The BBC has commissioned a slate of four dramas from first-time TV writers, including a police series starring The Hobbit and Sherlock actor Martin Freeman as a night shift officer in the British city of Liverpool.
The Responder is written by Tony Schumacher, a former police officer who is fulfilling a lifelong ambition to write for the screen. He has been mentored by Accused scribe Jimmy McGovern and been part of the BBC Writers Room emerging writers initiative.
His six-part BBC Two series features Freeman as cop Chris, who works night shifts with his new rookie partner, Rachel. Each episode centers on a different shift, and the series is described as “wildly funny and painfully tragic.” Chris is dealing with a marriage that is breaking down while policing Liverpool’s criminal underbelly, and the show deals with the realities of policing in Britain and the complexities of Freeman’s character.
The Responder is made by Dancing Ledge Productions, the UK producer on The New Pope, with Laurence Bowen, Chris Carey and Mona Qureshi executive producing.
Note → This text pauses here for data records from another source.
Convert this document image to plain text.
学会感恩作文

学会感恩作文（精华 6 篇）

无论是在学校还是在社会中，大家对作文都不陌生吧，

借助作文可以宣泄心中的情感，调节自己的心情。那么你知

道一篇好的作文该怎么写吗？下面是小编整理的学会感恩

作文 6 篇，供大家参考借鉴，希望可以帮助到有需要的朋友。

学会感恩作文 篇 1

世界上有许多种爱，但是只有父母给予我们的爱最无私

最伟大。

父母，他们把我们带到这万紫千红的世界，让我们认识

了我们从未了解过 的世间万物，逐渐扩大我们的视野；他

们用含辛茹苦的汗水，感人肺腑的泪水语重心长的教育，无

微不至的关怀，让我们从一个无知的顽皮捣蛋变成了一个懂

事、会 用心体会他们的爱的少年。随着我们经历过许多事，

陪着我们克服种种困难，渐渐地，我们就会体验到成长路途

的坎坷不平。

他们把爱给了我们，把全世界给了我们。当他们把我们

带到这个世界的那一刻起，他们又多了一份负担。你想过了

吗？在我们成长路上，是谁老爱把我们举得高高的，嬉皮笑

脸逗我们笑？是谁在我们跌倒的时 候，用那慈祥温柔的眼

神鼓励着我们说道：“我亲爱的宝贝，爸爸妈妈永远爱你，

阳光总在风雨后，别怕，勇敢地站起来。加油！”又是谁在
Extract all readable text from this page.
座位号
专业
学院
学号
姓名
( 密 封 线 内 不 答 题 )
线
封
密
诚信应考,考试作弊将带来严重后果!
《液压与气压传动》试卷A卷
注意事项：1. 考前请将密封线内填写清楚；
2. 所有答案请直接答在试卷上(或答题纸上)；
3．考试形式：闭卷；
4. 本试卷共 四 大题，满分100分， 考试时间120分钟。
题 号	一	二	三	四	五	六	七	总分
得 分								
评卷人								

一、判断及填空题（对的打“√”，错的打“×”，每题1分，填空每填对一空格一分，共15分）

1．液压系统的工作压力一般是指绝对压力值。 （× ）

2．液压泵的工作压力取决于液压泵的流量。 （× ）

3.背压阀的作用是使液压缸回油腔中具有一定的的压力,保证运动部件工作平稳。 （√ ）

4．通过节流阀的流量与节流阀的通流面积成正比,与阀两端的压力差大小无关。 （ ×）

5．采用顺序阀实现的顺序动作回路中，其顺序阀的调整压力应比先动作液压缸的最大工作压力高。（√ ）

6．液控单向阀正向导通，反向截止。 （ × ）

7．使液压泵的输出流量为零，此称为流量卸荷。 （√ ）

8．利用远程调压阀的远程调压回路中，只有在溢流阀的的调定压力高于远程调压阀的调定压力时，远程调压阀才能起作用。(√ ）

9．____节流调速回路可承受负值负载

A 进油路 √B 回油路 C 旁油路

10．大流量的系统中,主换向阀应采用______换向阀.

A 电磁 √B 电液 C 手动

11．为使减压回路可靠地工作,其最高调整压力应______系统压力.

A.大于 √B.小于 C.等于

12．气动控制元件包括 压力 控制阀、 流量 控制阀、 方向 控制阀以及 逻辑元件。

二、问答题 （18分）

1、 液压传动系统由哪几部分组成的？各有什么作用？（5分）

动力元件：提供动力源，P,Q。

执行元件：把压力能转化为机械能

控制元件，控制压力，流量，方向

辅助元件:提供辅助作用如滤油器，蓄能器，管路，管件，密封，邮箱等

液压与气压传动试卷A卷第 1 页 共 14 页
Fremantle, which owns 25% of Dancing Ledge, is handling global sales.
Freeman said: “Tony Schumacher’s script for The Responder resonated with me immediately. It felt like nothing that I’d read or seen.” Bowen, the CEO of Dancing Ledge, added: “Tony is one of the most talented new writers we’ve ever worked with. His ability to distill trauma, empathy, poetry and humor into every character he creates is extraordinary.”
Alongside The Responder, BBC drama controller Piers Wenger unveiled three other shows from new writers. He announced the series on Monday at an event in London, where he said the BBC is a “primary incubator” for fresh talent and argued there is “nowhere else in the world where you can be as creatively free.”
Sex Education director Alice Seabright has been commissioned by BBC One to write a six-part series, titled Chloe. The show focuses on the character of Becky, who becomes obsessed with the death of her estranged friend Chloe. Becky assumes a new identity to infiltrate the enviable lives of Chloe’s closest friends as she attempts to establish what happened.
Chloe is made by Mam Tor Productions, run by former Cuba Pictures cofounder Tally Garner. Garner serves as executive producer alongside the BBC’s Ben Irving, while Seabright is the writer and director. “In Becky, she has created a heroine for our time,” Garner said of Seabright’s script.
Also on the BBC slate is My Name Is Leon, a feature-length adaptation of the Kit de Waal novel of the same name. It is written by Shola Amoo, his first screenplay for TV, and is made by Lenny Henry’s Endemol Shine Group-owned production company Douglas Road Productions.
My Name Is Leon is set in 1980s Britain and tells the uplifting story of nine-year-old Leon, a mixed-race boy who attempts to keep his family together as his single-parent mother suffers a devastating breakdown. Made for BBC One, the executive producers are Henry and Angela Ferreira for Douglas Road Productions alongside Gub Neal, Edward Barlow and Mona Qureshi. Kibwe Tavares is directing, while Carol Harding is the producer.
Finally, youth channel BBC Three has ordered Superhoe from the multi-hyphenated Nicôle Lecky. It is based on Lecky’s one-woman Royal Court theatre show and follows a wannabe singer and rapper who is thrown out of her family home and moves in with a party-girl who introduces her to a world of social media influencing and sex work.
Lecky will play the central character of Sasha Clayton in the six-part series, which is made by The Last Post producer Bonafide Films. The story is told in part through songs and is billed as a portrayal of a fierce working-class girl and her struggle to navigate the modern world. Lecky and Margery Bone executive produce for Bonafide Films alongside the BBC’s Lucy Richer and Ayela Butt.